You can make a lens whatever shape you want to, and it will still make a similar^1 image. It just happens that a lens’ shape has circular symmetry, so it is easiest to make it in a circle.
And once you’ve got a circle, if you chop part of it off you’ll end up with a smaller lens which typically reduces quality.
1. There are artrfacts from a non-circular aperture but they tend to be minor. You see them as streaks from bright lights mostly.

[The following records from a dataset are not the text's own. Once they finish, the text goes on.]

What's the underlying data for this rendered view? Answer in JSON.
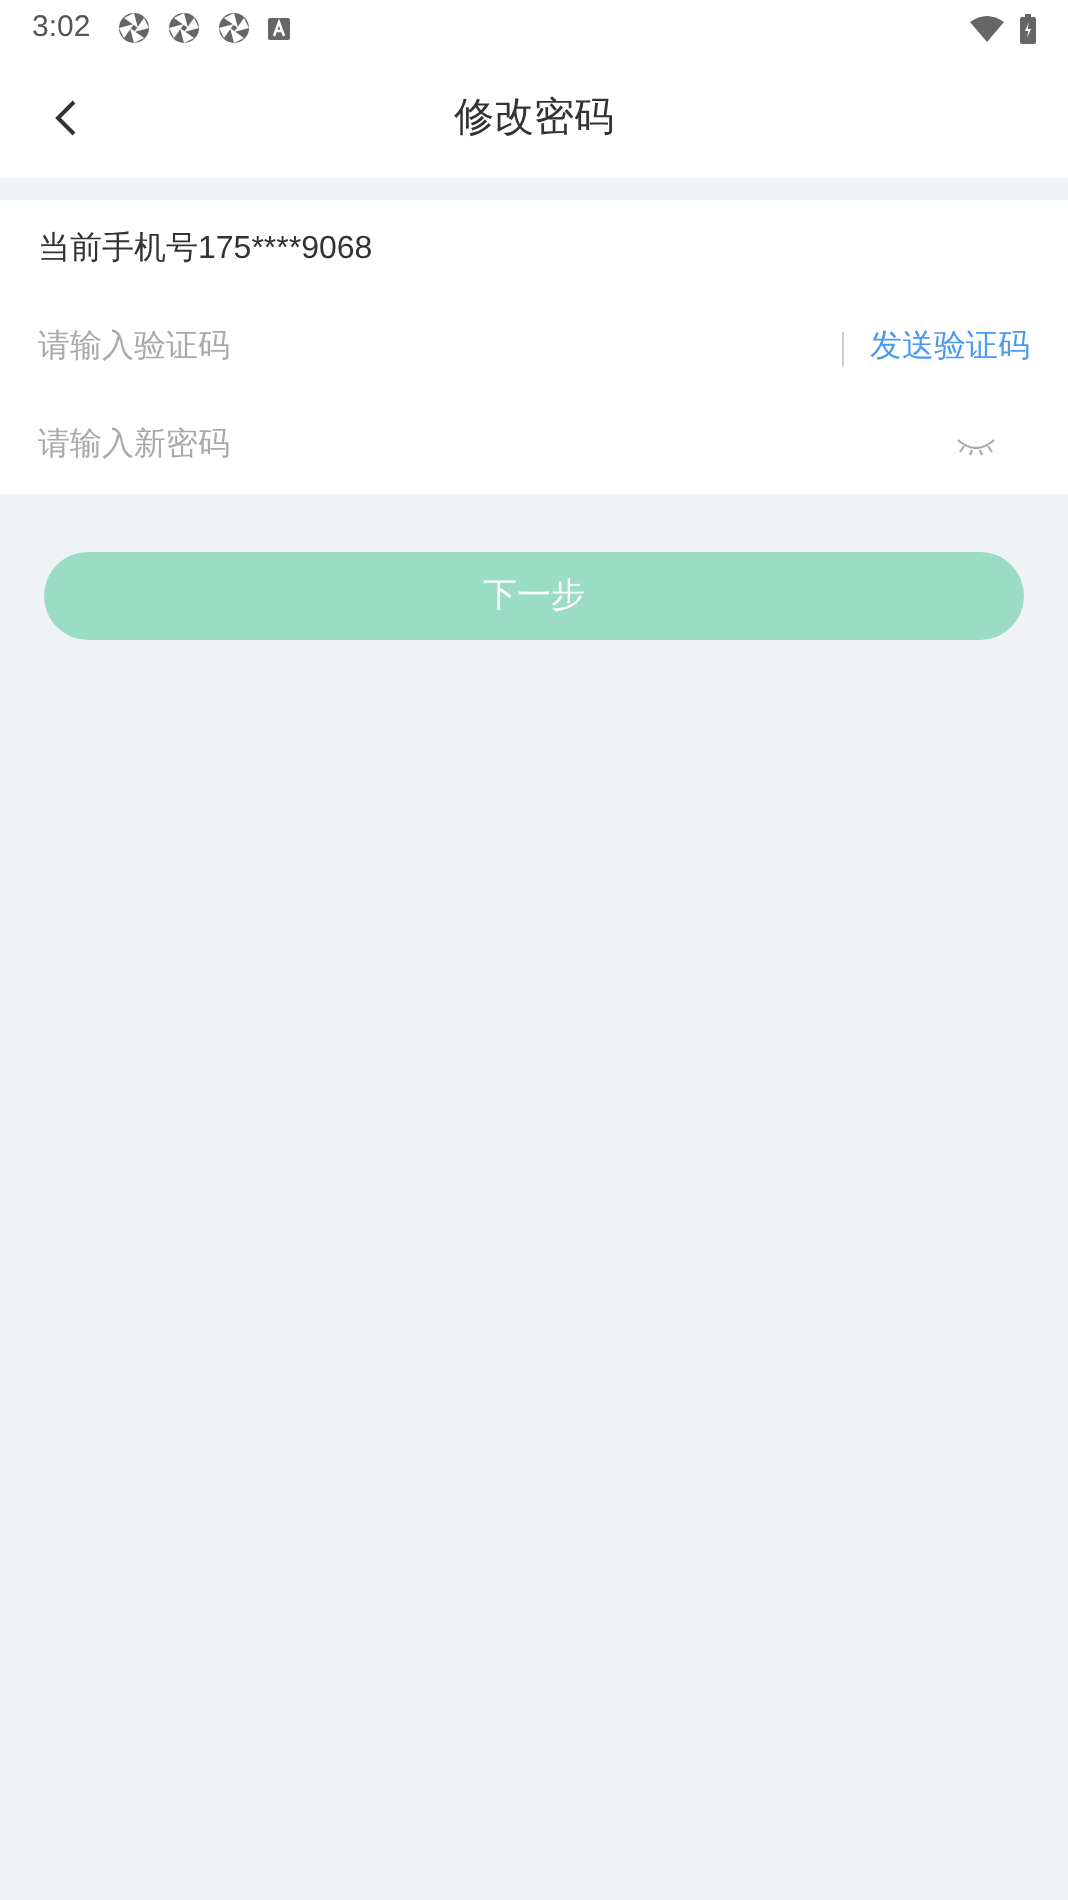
{
  "status_bar": {
    "time": "3:02"
  },
  "header": {
    "title": "修改密码"
  },
  "phone": {
    "label": "当前手机号175****9068"
  },
  "code_field": {
    "placeholder": "请输入验证码",
    "send_link": "发送验证码"
  },
  "password_field": {
    "placeholder": "请输入新密码",
    "visible": false
  },
  "next_button": {
    "label": "下一步",
    "disabled": true
  }
}
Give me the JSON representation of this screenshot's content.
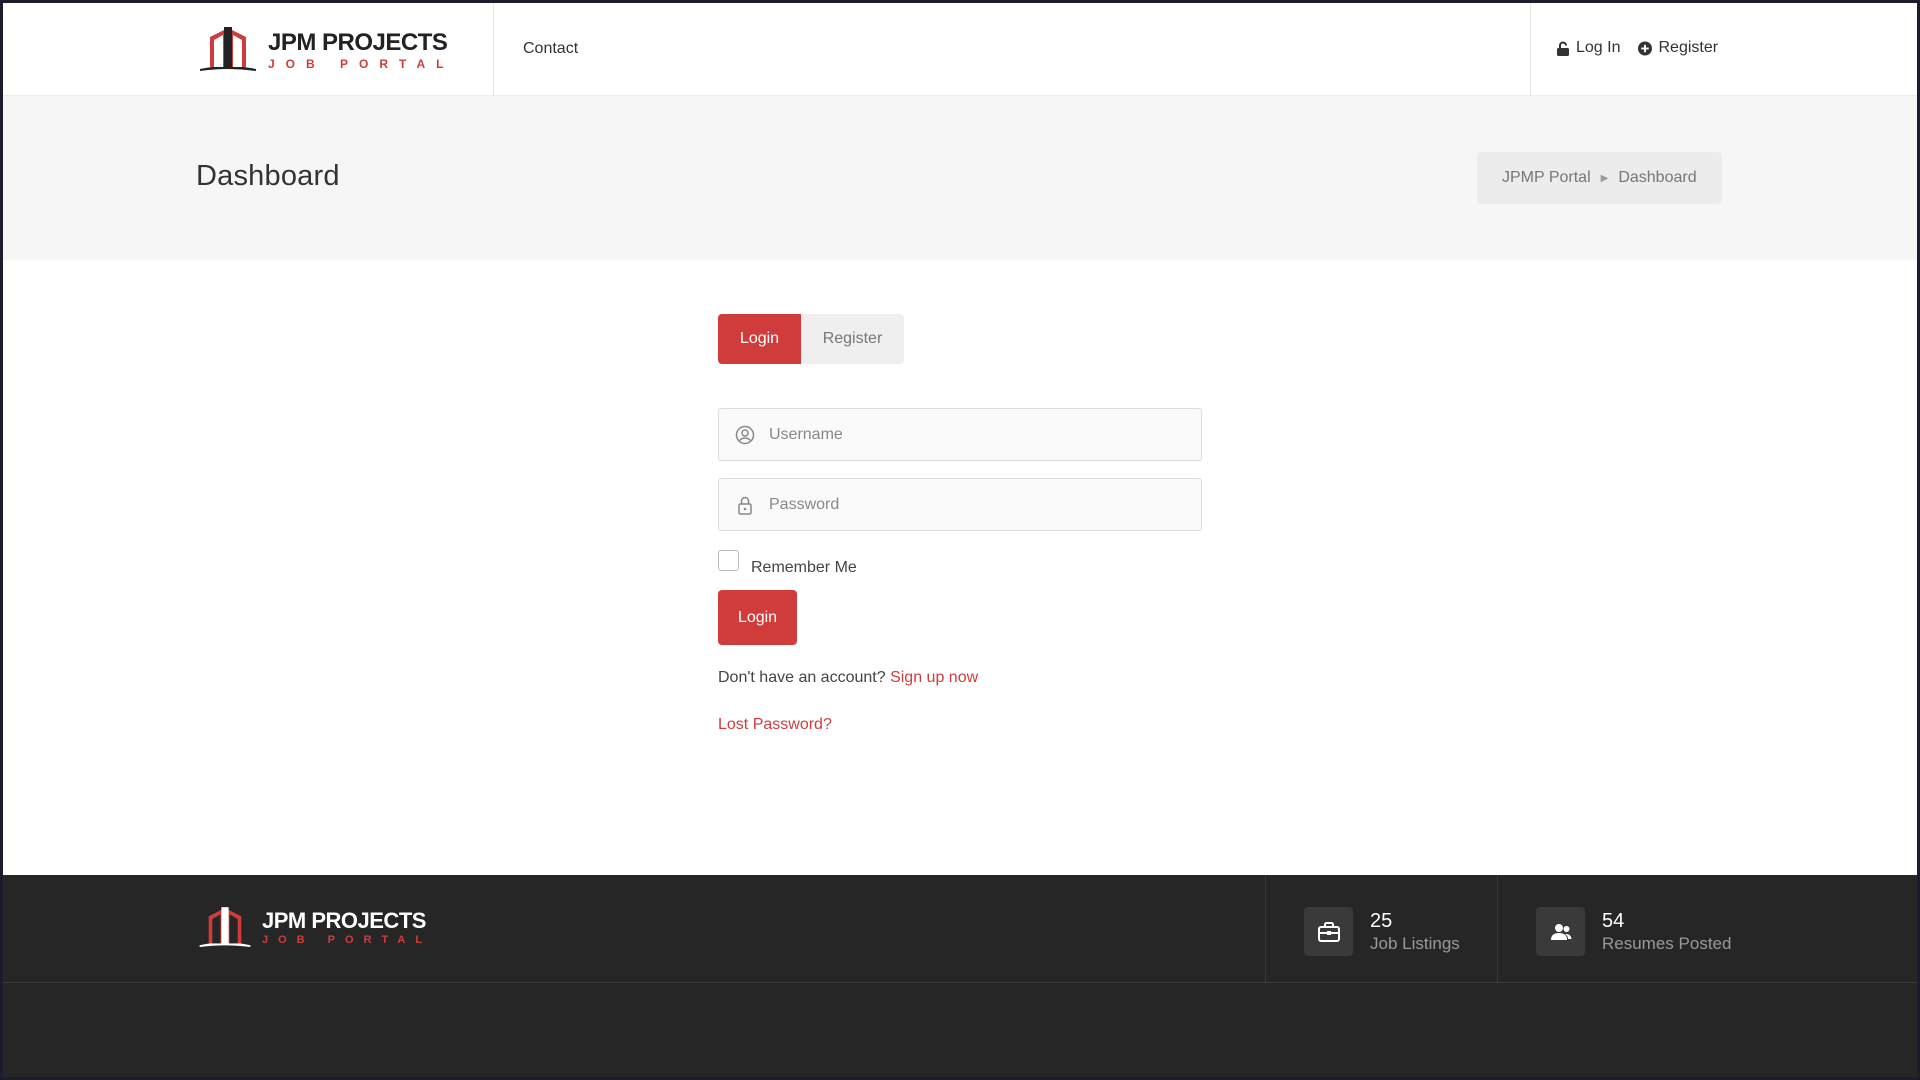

The sensor might be a rectangle 24x36mm but the lens projects an image with a larger circle… at least 42mm but maybe even 50mm in diameter (it’s actually not exactly easy to measure as the edges of the image circle are very fuzzy and soft, but the inside sharp and bright area for “full frame” camera lens would be at least 42mm). The sensor only captures a rectangular area inside the image that is projected by the lens. This is why if you take the same lens and go from a 24x36mm “full frame” sensor to a 14x22mm “APS-C” sensor the image is more “telephoto” or “tighter” as the smaller sensor “crops into” or only captures a smaller area of the lens image.
Oval lenses would be weird and would either stretch the image like an anamorphic lens or make it focus weird (if you have an astigmatism your lenses actually have a slight cylindrical bow to them to correct the focus issues with astigmatism)… depends a bit on the specifics of how the lens is designed.